Эту ночь Всеслава долго лежала без сна. Встреча с Нежданом, мечтой о которой она жила все эти дни, борясь с тяготами и преодолевая невзгоды, начинала ее страшить. Батюшка Велес, Белый Бог вразумите, что делать? Оставить милого как прежде в неведении или раскрыть горькую правду о страшном родстве?

Конечно, матерью, происходившей из славного воинского рода, что бы там не злословили по этому поводу Ратьша и братец Ждамир, бывший корьдненский гридень мог заслуженно гордиться. Недаром руссы сразу приняли парня за своего, а вещий Хельги братом крестовым назвал. Вот только какими словами поведать молодцу об отце, да и стоит ли эта повесть того, чтобы быть доведенной до его ушей?

С другой стороны, шила в мешке не утаишь и от родства не спрячешься. Да и как тут прятаться, когда это родство признал Ашина-первопредок, помимо знака на теле пославший найденышу в товарищи одного из своих серых потомков. Да и Бог Творец, единый и для христиан, и для хазар, явно неспроста устами критского священника избрал в святые покровители сироте того же праведника и пророка, которого нарек и родной отец.

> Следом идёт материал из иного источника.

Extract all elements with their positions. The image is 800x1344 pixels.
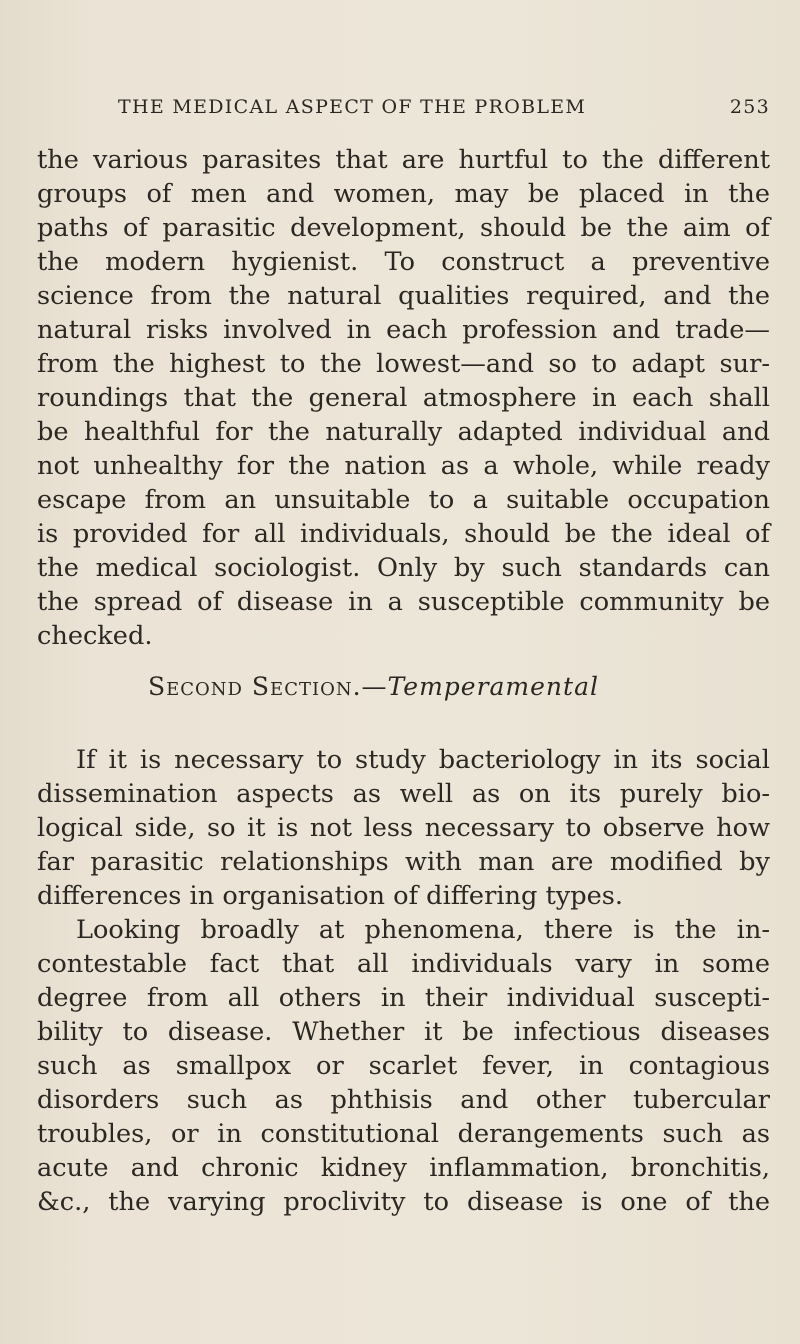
text-line: roundings that the general atmosphere in each shall	[37, 383, 770, 413]
text-line: the modern hygienist. To construct a preventive	[37, 247, 770, 277]
text-line: differences in organisation of differing types.	[37, 881, 624, 911]
text-line: be healthful for the naturally adapted individual and	[37, 417, 770, 447]
text-line: degree from all others in their individual suscepti-	[37, 983, 770, 1013]
text-line: disorders such as phthisis and other tubercular	[37, 1085, 770, 1115]
text-line: contestable fact that all individuals vary in some	[37, 949, 770, 979]
text-line: far parasitic relationships with man are modified by	[37, 847, 770, 877]
text-line: science from the natural qualities required, and the	[37, 281, 770, 311]
text-line: the spread of disease in a susceptible community be	[37, 587, 770, 617]
text-line: Looking broadly at phenomena, there is the in-	[76, 915, 770, 945]
text-line: If it is necessary to study bacteriology in its social	[76, 745, 770, 775]
text-line: from the highest to the lowest—and so to adapt sur-	[37, 349, 770, 379]
text-line: natural risks involved in each profession and trade—	[37, 315, 770, 345]
text-line: such as smallpox or scarlet fever, in contagious	[37, 1051, 770, 1081]
text-line: escape from an unsuitable to a suitable occupation	[37, 485, 770, 515]
text-line: logical side, so it is not less necessary to observe how	[37, 813, 770, 843]
text-line: bility to disease. Whether it be infectious diseases	[37, 1017, 770, 1047]
text-line: &c., the varying proclivity to disease is one of the	[37, 1187, 770, 1217]
section-heading-subtitle: Temperamental	[387, 672, 599, 701]
page-number: 253	[729, 96, 770, 118]
text-line: is provided for all individuals, should be the ideal of	[37, 519, 770, 549]
text-line: groups of men and women, may be placed in the	[37, 179, 770, 209]
text-line: troubles, or in constitutional derangements such as	[37, 1119, 770, 1149]
text-line: not unhealthy for the nation as a whole, while ready	[37, 451, 770, 481]
text-line: checked.	[37, 621, 153, 651]
text-line: dissemination aspects as well as on its purely bio-	[37, 779, 770, 809]
section-heading	[0, 672, 800, 701]
running-head-title: THE MEDICAL ASPECT OF THE PROBLEM	[118, 96, 587, 118]
text-line: the various parasites that are hurtful to the different	[37, 145, 770, 175]
text-line: the medical sociologist. Only by such standards can	[37, 553, 770, 583]
text-line: acute and chronic kidney inflammation, bronchitis,	[37, 1153, 770, 1183]
text-line: paths of parasitic development, should be the aim of	[37, 213, 770, 243]
section-heading-label: Second Section.—	[148, 672, 388, 701]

От тягостных раздумий девушку отвлекли голоса и осторожная возня под окном. Она узнала суетливое, частое лопотание Держко и умиротворяющую воркотню Братьши:

– Ну что ты заладил? – увещевал товарища силач. – У тебя ведь нет ни оберега, ни родимой отметины!

– Ничего ты не понимаешь! – капризно вскрикивал Держко. – Оберег, чай, и отобрать недолго! А что до родимого пятна, ты разве не помнишь, я тебе рассказывал, как батяня, или кто он мне там на самом деле, кипятком меня ошпарил! Так, небось, с кожей пятно и слезло!

Ну что тут скажешь? Далеко не каждый готов смириться со своей долей и, тем более, недолей. Только некоторые пытаются бороться с судьбой, тщась выправить свою жизнь к лучшему, другие же просто ропщут и сетуют или примеряют на себя судьбу героев древних легенд.